En théorie, ça pourrait fonctionner. Il faut espérer que Santé Québec, qui deviendra le plus important employeur au pays avec 300 000 employés3, rendra le réseau plus efficace, que les meilleures pratiques et les réformes seront appliquées systématiquement à l’échelle provinciale. Mais il y a beaucoup de sceptiques dans la salle. Avec raison : les Québécois ont entendu beaucoup de promesses du genre depuis des décennies.

« Ce qui est le plus facile, c’est de changer la structure. C’est très rare qu’on ait vu un changement de structure transformer en profondeur la culture d’une organisation », dit Marie-Soleil Tremblay, professeure à l’École nationale d’administration publique, qui cosigne une lettre que nous publions dans La Presse.

Lisez la lettre de Marie-Soleil Tremblay et de Bertrand Malsch

En entrevue jeudi chez Paul Arcand, au 98,5 FM, le ministre de la Santé Christian Dubé a quelque peu précisé sa pensée. Il n’y aura pas un seul top gun chez Santé Québec. Il y aura plusieurs top guns du privé dans la nouvelle équipe de direction, qui comprendra aussi des gestionnaires chevronnés du réseau.

PHOTO MARTIN CHAMBERLAND, ARCHIVES LA PRESSE

Le ministre de la Santé du Québec, Christian Dubé

« Je cherche une équipe de top guns, ou plutôt une équipe de bons gestionnaires », a aussi dit à La Presse M. Dubé, qui cite l’exemple de Top Gun : Maverick. Dans ce film sorti l’été dernier, le personnage de Tom Cruise entraîne une équipe de plusieurs jeunes pilotes talentueux pour une mission particulièrement périlleuse.

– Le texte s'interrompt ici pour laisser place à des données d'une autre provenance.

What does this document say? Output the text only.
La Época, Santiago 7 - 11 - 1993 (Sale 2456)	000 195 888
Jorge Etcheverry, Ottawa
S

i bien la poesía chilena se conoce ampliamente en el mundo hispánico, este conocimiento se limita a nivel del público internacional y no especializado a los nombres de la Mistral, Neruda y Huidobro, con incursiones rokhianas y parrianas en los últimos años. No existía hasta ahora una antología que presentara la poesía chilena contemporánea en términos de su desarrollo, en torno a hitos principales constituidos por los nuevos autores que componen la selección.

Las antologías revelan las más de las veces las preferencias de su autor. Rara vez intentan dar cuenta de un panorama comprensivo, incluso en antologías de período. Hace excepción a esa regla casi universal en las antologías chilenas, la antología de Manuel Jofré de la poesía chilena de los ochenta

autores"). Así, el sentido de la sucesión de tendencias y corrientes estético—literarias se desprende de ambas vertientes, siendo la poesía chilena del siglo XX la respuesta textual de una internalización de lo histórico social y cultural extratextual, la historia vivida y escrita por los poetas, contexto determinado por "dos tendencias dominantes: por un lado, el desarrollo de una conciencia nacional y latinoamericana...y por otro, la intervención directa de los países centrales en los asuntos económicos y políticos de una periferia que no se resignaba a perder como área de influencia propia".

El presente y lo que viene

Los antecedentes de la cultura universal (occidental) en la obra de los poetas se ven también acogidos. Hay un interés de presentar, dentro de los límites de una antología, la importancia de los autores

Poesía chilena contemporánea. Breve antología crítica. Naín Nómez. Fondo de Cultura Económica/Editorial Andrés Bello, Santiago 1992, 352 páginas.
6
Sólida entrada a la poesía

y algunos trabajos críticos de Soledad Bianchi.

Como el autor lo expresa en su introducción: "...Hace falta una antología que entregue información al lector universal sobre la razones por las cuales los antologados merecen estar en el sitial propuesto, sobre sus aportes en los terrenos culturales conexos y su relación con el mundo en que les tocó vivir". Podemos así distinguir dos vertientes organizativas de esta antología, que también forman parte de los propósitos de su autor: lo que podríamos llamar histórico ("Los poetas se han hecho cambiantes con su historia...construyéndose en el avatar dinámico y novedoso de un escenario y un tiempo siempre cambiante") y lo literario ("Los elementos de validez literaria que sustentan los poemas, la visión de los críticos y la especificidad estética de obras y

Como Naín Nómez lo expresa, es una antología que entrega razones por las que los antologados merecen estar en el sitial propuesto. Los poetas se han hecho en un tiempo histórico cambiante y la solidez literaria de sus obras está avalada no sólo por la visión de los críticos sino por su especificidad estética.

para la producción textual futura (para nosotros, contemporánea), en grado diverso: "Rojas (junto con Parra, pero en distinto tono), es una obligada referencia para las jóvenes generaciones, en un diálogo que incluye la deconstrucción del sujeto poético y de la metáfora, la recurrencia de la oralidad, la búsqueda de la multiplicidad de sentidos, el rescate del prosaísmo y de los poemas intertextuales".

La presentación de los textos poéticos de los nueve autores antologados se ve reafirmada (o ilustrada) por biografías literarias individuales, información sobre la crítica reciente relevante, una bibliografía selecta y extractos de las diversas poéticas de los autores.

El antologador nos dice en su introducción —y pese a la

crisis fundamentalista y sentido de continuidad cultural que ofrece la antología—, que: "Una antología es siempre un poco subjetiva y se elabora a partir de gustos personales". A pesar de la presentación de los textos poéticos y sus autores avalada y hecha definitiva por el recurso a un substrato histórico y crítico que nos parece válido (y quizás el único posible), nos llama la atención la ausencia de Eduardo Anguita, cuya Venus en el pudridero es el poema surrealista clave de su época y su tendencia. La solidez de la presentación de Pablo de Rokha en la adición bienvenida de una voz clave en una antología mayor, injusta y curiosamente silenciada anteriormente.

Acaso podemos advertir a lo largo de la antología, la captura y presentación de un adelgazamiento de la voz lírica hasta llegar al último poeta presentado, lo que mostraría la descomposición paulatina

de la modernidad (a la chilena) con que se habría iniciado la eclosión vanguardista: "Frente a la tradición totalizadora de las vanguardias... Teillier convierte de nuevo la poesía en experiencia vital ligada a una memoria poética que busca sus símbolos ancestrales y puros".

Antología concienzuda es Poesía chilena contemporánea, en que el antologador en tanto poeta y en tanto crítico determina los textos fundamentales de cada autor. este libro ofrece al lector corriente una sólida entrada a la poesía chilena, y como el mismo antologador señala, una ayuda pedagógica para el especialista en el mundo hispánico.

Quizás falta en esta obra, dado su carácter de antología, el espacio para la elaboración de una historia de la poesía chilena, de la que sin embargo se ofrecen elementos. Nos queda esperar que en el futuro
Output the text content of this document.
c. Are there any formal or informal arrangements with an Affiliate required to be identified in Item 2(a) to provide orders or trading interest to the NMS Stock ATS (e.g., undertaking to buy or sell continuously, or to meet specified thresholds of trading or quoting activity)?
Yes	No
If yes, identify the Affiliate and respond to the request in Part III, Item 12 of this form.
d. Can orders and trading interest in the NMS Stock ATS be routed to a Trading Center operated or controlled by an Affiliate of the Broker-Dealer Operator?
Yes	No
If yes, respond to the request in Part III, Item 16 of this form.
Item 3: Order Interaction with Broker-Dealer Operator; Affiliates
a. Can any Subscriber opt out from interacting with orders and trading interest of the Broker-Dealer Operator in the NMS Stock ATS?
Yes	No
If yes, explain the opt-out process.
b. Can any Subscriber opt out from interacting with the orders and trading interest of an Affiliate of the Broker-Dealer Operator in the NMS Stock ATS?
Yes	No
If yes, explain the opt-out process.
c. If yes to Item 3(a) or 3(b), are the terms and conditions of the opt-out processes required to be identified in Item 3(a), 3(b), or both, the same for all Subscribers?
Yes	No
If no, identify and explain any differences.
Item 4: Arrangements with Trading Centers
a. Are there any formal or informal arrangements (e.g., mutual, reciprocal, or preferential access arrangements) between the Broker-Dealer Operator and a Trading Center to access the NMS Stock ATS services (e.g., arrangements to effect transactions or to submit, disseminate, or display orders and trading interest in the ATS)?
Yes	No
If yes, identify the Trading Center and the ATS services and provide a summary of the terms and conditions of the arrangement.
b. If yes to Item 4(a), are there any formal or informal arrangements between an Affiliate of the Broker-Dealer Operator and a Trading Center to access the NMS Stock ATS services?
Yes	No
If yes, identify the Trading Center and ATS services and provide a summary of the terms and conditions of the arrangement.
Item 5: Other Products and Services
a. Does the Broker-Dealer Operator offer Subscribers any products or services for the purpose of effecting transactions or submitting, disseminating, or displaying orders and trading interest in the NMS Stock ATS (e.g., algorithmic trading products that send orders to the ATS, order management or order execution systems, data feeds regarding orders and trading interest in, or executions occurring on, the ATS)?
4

Quand on lit entre les lignes, on comprend que le futur PDG de Santé Québec devrait être issu du secteur privé, et le numéro deux (le chef des opérations) du réseau de la santé (ou vice versa, mais ce serait étonnant). Le PDG aura un contrat de cinq ans. Il ne faut pas qu’on change de top gun à tout bout de champ, comme c’est le cas avec l’agence de santé de l’Alberta.

Il faudra aussi veiller à ce que cette nouvelle agence ne permette pas au gouvernement du Québec de se décharger de la responsabilité des problèmes du réseau, d’utiliser Santé Québec comme paratonnerre.

Christian Dubé jure qu’il ne veut pas se déresponsabiliser. « Le ministre va toujours rester responsable et imputable », dit-il.

Tant mieux.

Car l’ultime top gun, celui qu’on jugera sur les résultats, ce sera toujours le gouvernement élu par les Québécois.

1. Lisez l’article « Taux d’occupation des urgences : un sommet en cinq ans » 2. Lisez l’éditorial « Réformer la santé sera plus long que remporter la Coupe Stanley »

3. Le gouvernement fédéral compte environ 357 000 employés au total à travers le pays, mais ça inclut 86 000 employés dans différents organismes fédéraux.